# Area of Regular Polygon Calculator

Pentagon

Hexagon

Heptagon

Octagon

Nonagon

Decagon

## How To Use Regular Polygon Calculator

Lets first understand, what is a polygon and how we can calculate the areas of different polygons?

Polygon

A polygon is a plane figure that is described by a finite number of straight line segments connected to form a closed polygonal circuit.

The segments of a polygonal circuit are called its edges or sides and the points where two edges meet are the polygon's vertices.

A simple polygon is one which does not intersect itself.

Pentagon

A pentagon is any five-sided polygon. The total sum of the internal angles in a simple pentagon is 540°.

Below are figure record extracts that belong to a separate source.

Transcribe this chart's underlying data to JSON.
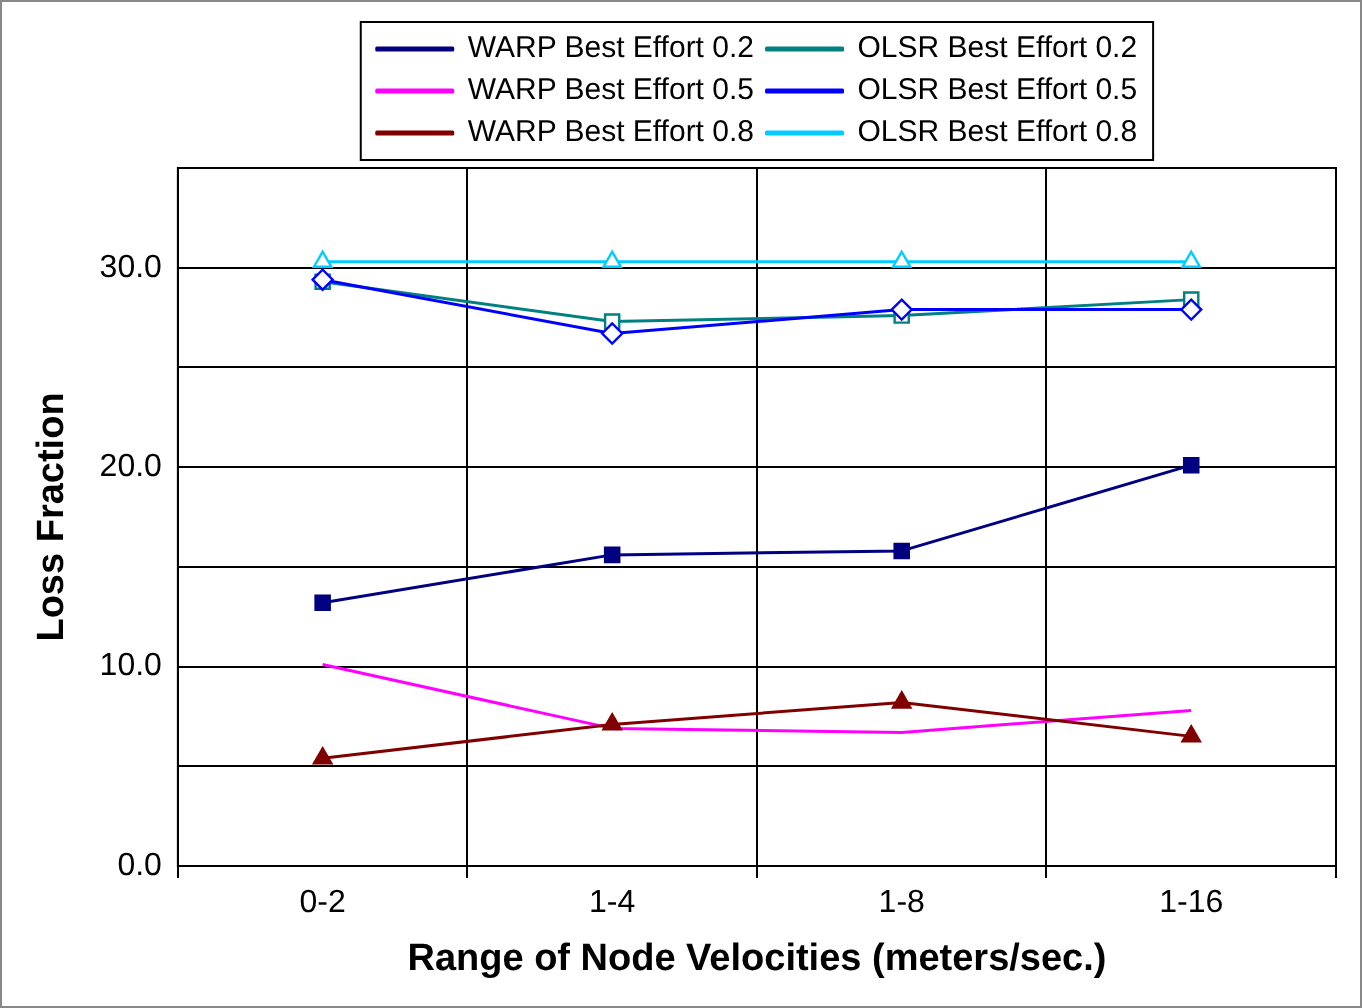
{
  "chart_data": {
    "type": "line",
    "xlabel": "Range of Node Velocities (meters/sec.)",
    "ylabel": "Loss Fraction",
    "categories": [
      "0-2",
      "1-4",
      "1-8",
      "1-16"
    ],
    "series": [
      {
        "name": "WARP Best Effort 0.2",
        "color": "#000080",
        "marker": "square",
        "values": [
          13.2,
          15.6,
          15.8,
          20.1
        ]
      },
      {
        "name": "WARP Best Effort 0.5",
        "color": "#ff00ff",
        "marker": "none",
        "values": [
          10.1,
          6.9,
          6.7,
          7.8
        ]
      },
      {
        "name": "WARP Best Effort 0.8",
        "color": "#800000",
        "marker": "triangle",
        "values": [
          5.4,
          7.1,
          8.2,
          6.5
        ]
      },
      {
        "name": "OLSR Best Effort 0.2",
        "color": "#008080",
        "marker": "square",
        "values": [
          29.3,
          27.3,
          27.6,
          28.4
        ]
      },
      {
        "name": "OLSR Best Effort 0.5",
        "color": "#0000ff",
        "marker": "diamond",
        "values": [
          29.4,
          26.7,
          27.9,
          27.9
        ]
      },
      {
        "name": "OLSR Best Effort 0.8",
        "color": "#00ccff",
        "marker": "triangle",
        "values": [
          30.3,
          30.3,
          30.3,
          30.3
        ]
      }
    ],
    "ylim": [
      0,
      35
    ],
    "yticks": [
      {
        "value": 0,
        "label": "0.0"
      },
      {
        "value": 5,
        "label": null
      },
      {
        "value": 10,
        "label": "10.0"
      },
      {
        "value": 15,
        "label": null
      },
      {
        "value": 20,
        "label": "20.0"
      },
      {
        "value": 25,
        "label": null
      },
      {
        "value": 30,
        "label": "30.0"
      },
      {
        "value": 35,
        "label": null
      }
    ],
    "grid": true,
    "legend": "top",
    "line_style": "solid"
  }
}
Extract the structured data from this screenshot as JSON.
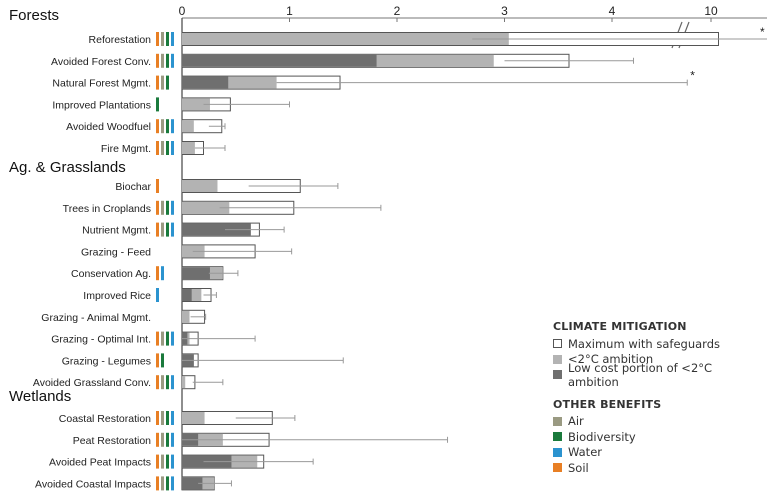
{
  "chart_data": {
    "type": "bar",
    "orientation": "horizontal",
    "x_ticks": [
      "0",
      "1",
      "2",
      "3",
      "4",
      "10"
    ],
    "axis_break_between": [
      4.7,
      10
    ],
    "series": [
      {
        "name": "Maximum with safeguards"
      },
      {
        "name": "<2°C ambition"
      },
      {
        "name": "Low cost portion of <2°C ambition"
      }
    ],
    "colors": {
      "max": "#ffffff",
      "ambition": "#b3b3b3",
      "lowcost": "#6f6f6f",
      "air": "#9a9a82",
      "biodiversity": "#1a7a3c",
      "water": "#2b93cf",
      "soil": "#e87f24"
    },
    "groups": [
      {
        "title": "Forests",
        "items": [
          {
            "label": "Reforestation",
            "lowcost": 0,
            "ambition": 3.04,
            "max": 10.1,
            "err": [
              2.7,
              10.8
            ],
            "star": true,
            "benefits": [
              "soil",
              "air",
              "biodiversity",
              "water"
            ]
          },
          {
            "label": "Avoided Forest Conv.",
            "lowcost": 1.81,
            "ambition": 2.9,
            "max": 3.6,
            "err": [
              3.0,
              4.2
            ],
            "benefits": [
              "soil",
              "air",
              "biodiversity",
              "water"
            ]
          },
          {
            "label": "Natural Forest Mgmt.",
            "lowcost": 0.43,
            "ambition": 0.88,
            "max": 1.47,
            "err": [
              0.88,
              4.7
            ],
            "star": true,
            "benefits": [
              "soil",
              "air",
              "biodiversity"
            ]
          },
          {
            "label": "Improved Plantations",
            "lowcost": 0,
            "ambition": 0.26,
            "max": 0.45,
            "err": [
              0.2,
              1.0
            ],
            "benefits": [
              "biodiversity"
            ]
          },
          {
            "label": "Avoided Woodfuel",
            "lowcost": 0,
            "ambition": 0.11,
            "max": 0.37,
            "err": [
              0.25,
              0.4
            ],
            "benefits": [
              "soil",
              "air",
              "biodiversity",
              "water"
            ]
          },
          {
            "label": "Fire Mgmt.",
            "lowcost": 0,
            "ambition": 0.12,
            "max": 0.2,
            "err": [
              0.12,
              0.4
            ],
            "benefits": [
              "soil",
              "air",
              "biodiversity",
              "water"
            ]
          }
        ]
      },
      {
        "title": "Ag. & Grasslands",
        "items": [
          {
            "label": "Biochar",
            "lowcost": 0,
            "ambition": 0.33,
            "max": 1.1,
            "err": [
              0.62,
              1.45
            ],
            "benefits": [
              "soil"
            ]
          },
          {
            "label": "Trees in Croplands",
            "lowcost": 0,
            "ambition": 0.44,
            "max": 1.04,
            "err": [
              0.35,
              1.85
            ],
            "benefits": [
              "soil",
              "air",
              "biodiversity",
              "water"
            ]
          },
          {
            "label": "Nutrient Mgmt.",
            "lowcost": 0.64,
            "ambition": 0.64,
            "max": 0.72,
            "err": [
              0.4,
              0.95
            ],
            "benefits": [
              "soil",
              "air",
              "biodiversity",
              "water"
            ]
          },
          {
            "label": "Grazing - Feed",
            "lowcost": 0,
            "ambition": 0.21,
            "max": 0.68,
            "err": [
              0.1,
              1.02
            ],
            "benefits": []
          },
          {
            "label": "Conservation Ag.",
            "lowcost": 0.26,
            "ambition": 0.38,
            "max": 0.38,
            "err": [
              0.25,
              0.52
            ],
            "benefits": [
              "soil",
              "water"
            ]
          },
          {
            "label": "Improved Rice",
            "lowcost": 0.09,
            "ambition": 0.18,
            "max": 0.27,
            "err": [
              0.2,
              0.32
            ],
            "benefits": [
              "water"
            ]
          },
          {
            "label": "Grazing - Animal Mgmt.",
            "lowcost": 0,
            "ambition": 0.07,
            "max": 0.21,
            "err": [
              0.08,
              0.22
            ],
            "benefits": []
          },
          {
            "label": "Grazing - Optimal Int.",
            "lowcost": 0.05,
            "ambition": 0.07,
            "max": 0.15,
            "err": [
              0.0,
              0.68
            ],
            "benefits": [
              "soil",
              "air",
              "biodiversity",
              "water"
            ]
          },
          {
            "label": "Grazing - Legumes",
            "lowcost": 0.11,
            "ambition": 0.11,
            "max": 0.15,
            "err": [
              0.0,
              1.5
            ],
            "benefits": [
              "soil",
              "biodiversity"
            ]
          },
          {
            "label": "Avoided Grassland Conv.",
            "lowcost": 0,
            "ambition": 0.03,
            "max": 0.12,
            "err": [
              0.1,
              0.38
            ],
            "benefits": [
              "soil",
              "air",
              "biodiversity",
              "water"
            ]
          }
        ]
      },
      {
        "title": "Wetlands",
        "items": [
          {
            "label": "Coastal Restoration",
            "lowcost": 0,
            "ambition": 0.21,
            "max": 0.84,
            "err": [
              0.5,
              1.05
            ],
            "benefits": [
              "soil",
              "air",
              "biodiversity",
              "water"
            ]
          },
          {
            "label": "Peat Restoration",
            "lowcost": 0.15,
            "ambition": 0.38,
            "max": 0.81,
            "err": [
              0.0,
              2.47
            ],
            "benefits": [
              "soil",
              "air",
              "biodiversity",
              "water"
            ]
          },
          {
            "label": "Avoided Peat Impacts",
            "lowcost": 0.46,
            "ambition": 0.7,
            "max": 0.76,
            "err": [
              0.2,
              1.22
            ],
            "benefits": [
              "soil",
              "air",
              "biodiversity",
              "water"
            ]
          },
          {
            "label": "Avoided Coastal Impacts",
            "lowcost": 0.19,
            "ambition": 0.3,
            "max": 0.3,
            "err": [
              0.15,
              0.46
            ],
            "benefits": [
              "soil",
              "air",
              "biodiversity",
              "water"
            ]
          }
        ]
      }
    ]
  },
  "legend": {
    "mitigation_title": "CLIMATE MITIGATION",
    "mitigation_items": [
      "Maximum with safeguards",
      "<2°C ambition",
      "Low cost portion of <2°C ambition"
    ],
    "benefits_title": "OTHER BENEFITS",
    "benefit_items": [
      "Air",
      "Biodiversity",
      "Water",
      "Soil"
    ]
  }
}
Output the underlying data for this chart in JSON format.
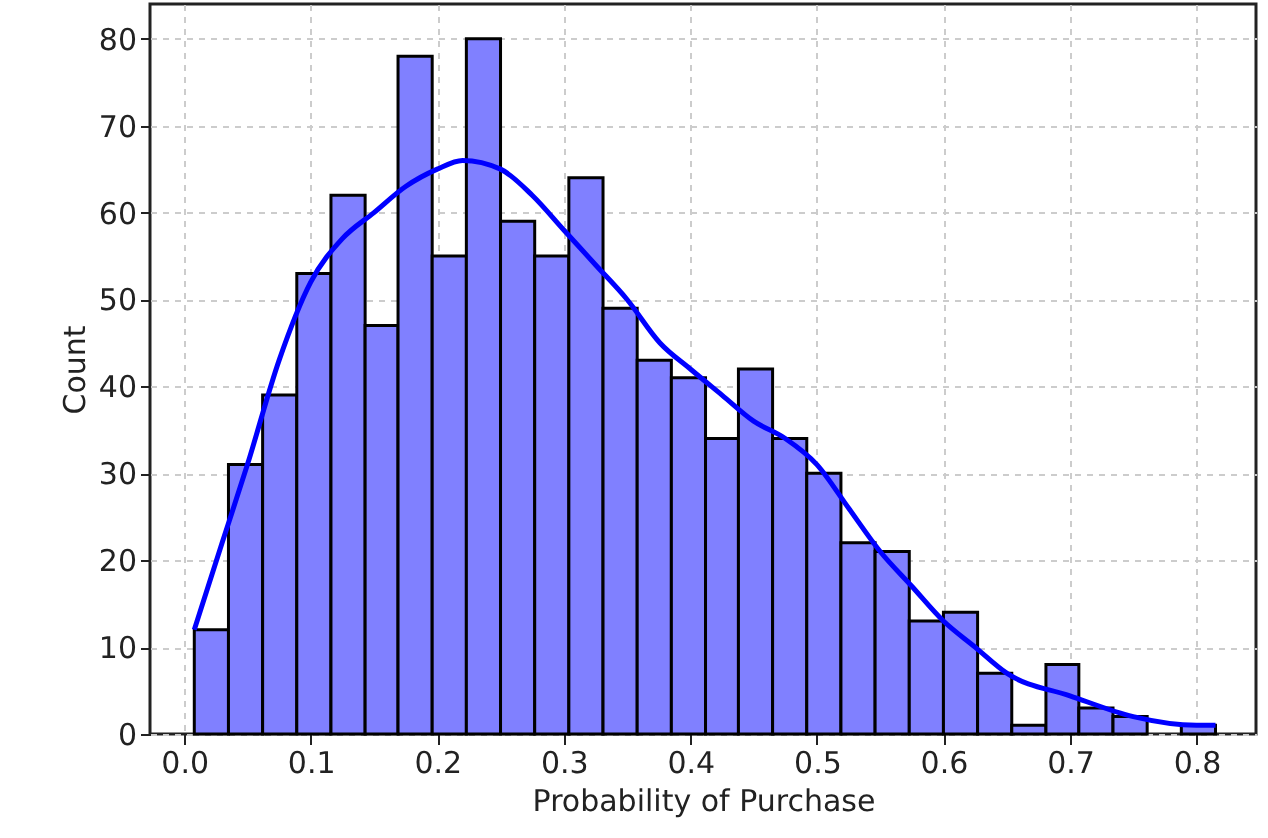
{
  "chart_data": {
    "type": "histogram",
    "xlabel": "Probability of Purchase",
    "ylabel": "Count",
    "bins": [
      0.008,
      0.035,
      0.062,
      0.089,
      0.116,
      0.143,
      0.169,
      0.196,
      0.223,
      0.25,
      0.277,
      0.304,
      0.331,
      0.358,
      0.385,
      0.412,
      0.438,
      0.465,
      0.492,
      0.519,
      0.546,
      0.573,
      0.6,
      0.627,
      0.654,
      0.681,
      0.707,
      0.734,
      0.761,
      0.788,
      0.815
    ],
    "values": [
      12,
      31,
      39,
      53,
      62,
      47,
      78,
      55,
      80,
      59,
      55,
      64,
      49,
      43,
      41,
      34,
      42,
      34,
      30,
      22,
      21,
      13,
      14,
      7,
      1,
      8,
      3,
      2,
      0,
      1
    ],
    "color": "#8080ff",
    "series": [
      {
        "type": "line",
        "color": "#0000ff",
        "x": [
          0.008,
          0.03,
          0.05,
          0.075,
          0.1,
          0.125,
          0.15,
          0.175,
          0.2,
          0.22,
          0.25,
          0.275,
          0.3,
          0.325,
          0.35,
          0.376,
          0.4,
          0.425,
          0.45,
          0.475,
          0.5,
          0.525,
          0.55,
          0.575,
          0.6,
          0.625,
          0.65,
          0.7,
          0.75,
          0.8,
          0.815
        ],
        "values": [
          12,
          22,
          31,
          43,
          52,
          57,
          60,
          63,
          65,
          66,
          65,
          62,
          58,
          54,
          50,
          45,
          42,
          39,
          36,
          34,
          31,
          26,
          21,
          17,
          13,
          10,
          7,
          4.4,
          2,
          1,
          1
        ]
      }
    ],
    "xlim": [
      -0.027,
      0.847
    ],
    "xticks": [
      {
        "value": 0,
        "label": "0.0"
      },
      0.1,
      0.2,
      0.3,
      0.4,
      0.5,
      0.6,
      0.7,
      0.8
    ],
    "ylim": [
      0,
      84
    ],
    "yticks": [
      0,
      10,
      20,
      30,
      40,
      50,
      60,
      70,
      80
    ],
    "grid": true
  }
}
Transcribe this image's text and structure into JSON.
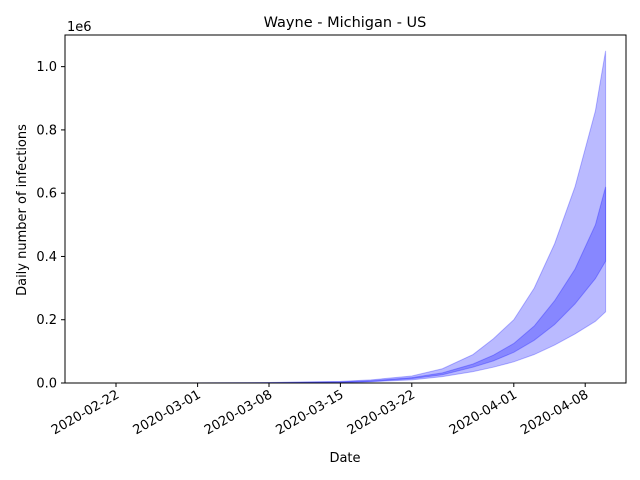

Let the length of each side of the pentagon be $$a$$ units,

then area of the pentagon is given by

$$A=\dfrac{a^2}{4}\sqrt{5(5+2\sqrt{5})}$$

Hexagon

A hexagon is any six-sided polygon. The total sum of the internal angles in a simple hexagon is 720°.

Let the length of each side of the hexagon be $$a$$ units,

then area of the hexagon is given by

$$A=\dfrac{3\sqrt{3}}{2}a^2$$

Heptagon

A heptagon is any seven-sided polygon. The total sum of the internal angles in a simple heptagon is 900°.

Let the length of each side of the heptagon be $$a$$ units,

then area of the heptagon is given by

$$A=\dfrac{7}{4}a^2\cot\left(\dfrac{180°}{7}\right)$$

Octagon

An octagon is any eight-sided polygon. The total sum of the internal angles in a simple octagon is 1080°.

Let the length of each side of the octagon be $$a$$ units,

then area of the octagon is given by

$$A=2(1+\sqrt{2})a^2$$

Nonagon

A nonagon is any nine-sided polygon. The total sum of the internal angles in a simple nonagon is 1260°.

Let the length of each side of the nonagon be $$a$$ units,

then area of the nonagon is given by

$$A=\dfrac{9}{4}a^2\cot\left(\dfrac{180°}{9}\right)$$

Decagon

A decagon is any ten-sided polygon. The total sum of the internal angles in a simple decagon is 1440°.

Let the length of each side of the decagon be $$a$$ units,

then area of the decagon is given by

$$A=\dfrac{5}{2}a^2\sqrt{5+2\sqrt{5}}$$

For calculating areas of different regular polygons using above area of regular polygon calculator, you have to just write the values in the given input boxes and press the calculate button, you will get the result.